17. März 2016

Heute fliegen die ersten Mauerbienen um meine Bienenhotels herum. Nur Männchen, kleiner als die Weibchen, mit einer weissen Zeichnung auf der Stirn. Sie halten Ausschau nach den Weibchen, die erst nach ihnen schlüpfen. Sie haben ihnen die schützende Lehmwand durchstossen und den Weg frei gemacht. Sie haben in den Brutröhren zuvorderst den Winter überstanden, da, wo ihre Mutter das letzte unbefruchtete Ei gelegt hat.

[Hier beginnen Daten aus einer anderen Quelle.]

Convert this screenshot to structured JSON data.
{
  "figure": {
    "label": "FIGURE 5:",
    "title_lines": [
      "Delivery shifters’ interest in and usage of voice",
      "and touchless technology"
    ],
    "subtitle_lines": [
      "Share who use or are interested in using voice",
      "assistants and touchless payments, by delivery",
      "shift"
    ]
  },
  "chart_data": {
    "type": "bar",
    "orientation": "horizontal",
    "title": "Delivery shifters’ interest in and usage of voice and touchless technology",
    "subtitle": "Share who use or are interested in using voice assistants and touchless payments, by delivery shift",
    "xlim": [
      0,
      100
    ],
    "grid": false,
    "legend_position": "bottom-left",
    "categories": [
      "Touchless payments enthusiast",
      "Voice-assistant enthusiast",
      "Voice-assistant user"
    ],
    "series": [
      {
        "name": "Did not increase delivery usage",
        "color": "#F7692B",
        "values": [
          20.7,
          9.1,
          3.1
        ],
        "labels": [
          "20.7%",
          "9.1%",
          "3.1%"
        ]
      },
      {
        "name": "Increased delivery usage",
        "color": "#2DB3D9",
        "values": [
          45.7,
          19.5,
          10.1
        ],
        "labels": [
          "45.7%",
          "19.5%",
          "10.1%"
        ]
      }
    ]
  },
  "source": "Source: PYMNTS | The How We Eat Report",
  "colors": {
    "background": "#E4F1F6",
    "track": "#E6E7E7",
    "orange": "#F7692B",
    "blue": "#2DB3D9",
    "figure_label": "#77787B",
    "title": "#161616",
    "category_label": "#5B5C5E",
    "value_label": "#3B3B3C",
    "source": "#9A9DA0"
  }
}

So schnell geht das. Gestern noch habe ich dicke Handschuhe getragen und die gefütterten Stiefel. Gestern hab ich prüfend die Grashalme gemustert und wurde ungeduldig, weil sie kaum zu wachsen schienen. Und jetzt sind sie da, Insekten, von denen ich als Kind nichts wusste, weil sie mir niemand gezeigt hat. Obschon sie damals sicher noch viel zahlreicher waren, weil es Blumenwiesen gab, Wildnis, noch nicht gezähmt, überbaut und zu Tode geordnet. Weil die Zerstörung noch nicht so weit fortgeschritten war. Aber jetzt weiss ich von ihnen, habe wenigstens eine Ahnung davon, wie vielfältig sie sich zeigen. Diese Raffinesse, mit der jede Art ihren Nachwuchs betreut. Jetzt gibt es diese Wissenschaft, und die technischen Tools, die sie benutzt, um sie zu erforschen. Und wieder geschieht mir, was ich immer öfter erlebe: ein Fenster zu der Welt geht auf, die schon wieder ein Stück reicher wird. Die Wildbienen, diese Hunderten von Arten, ihre seltsamen, erstaunenswerten Strategien der Fortpflanzung. Die letzten Bilder die der Forscher, der sein Leben diesen Winzlingen gewidmet hat, am Schluss zeigte: wie die verschiedenen Arten schlafen: vom Kopfstand auf einem spitzen Blatt bis zum Unterschlupf zwischen Blütenblättern. Tief schlafen sie, zeigt sich, der Forscher kann sie vermessen und wägen und sie wachen nicht auf.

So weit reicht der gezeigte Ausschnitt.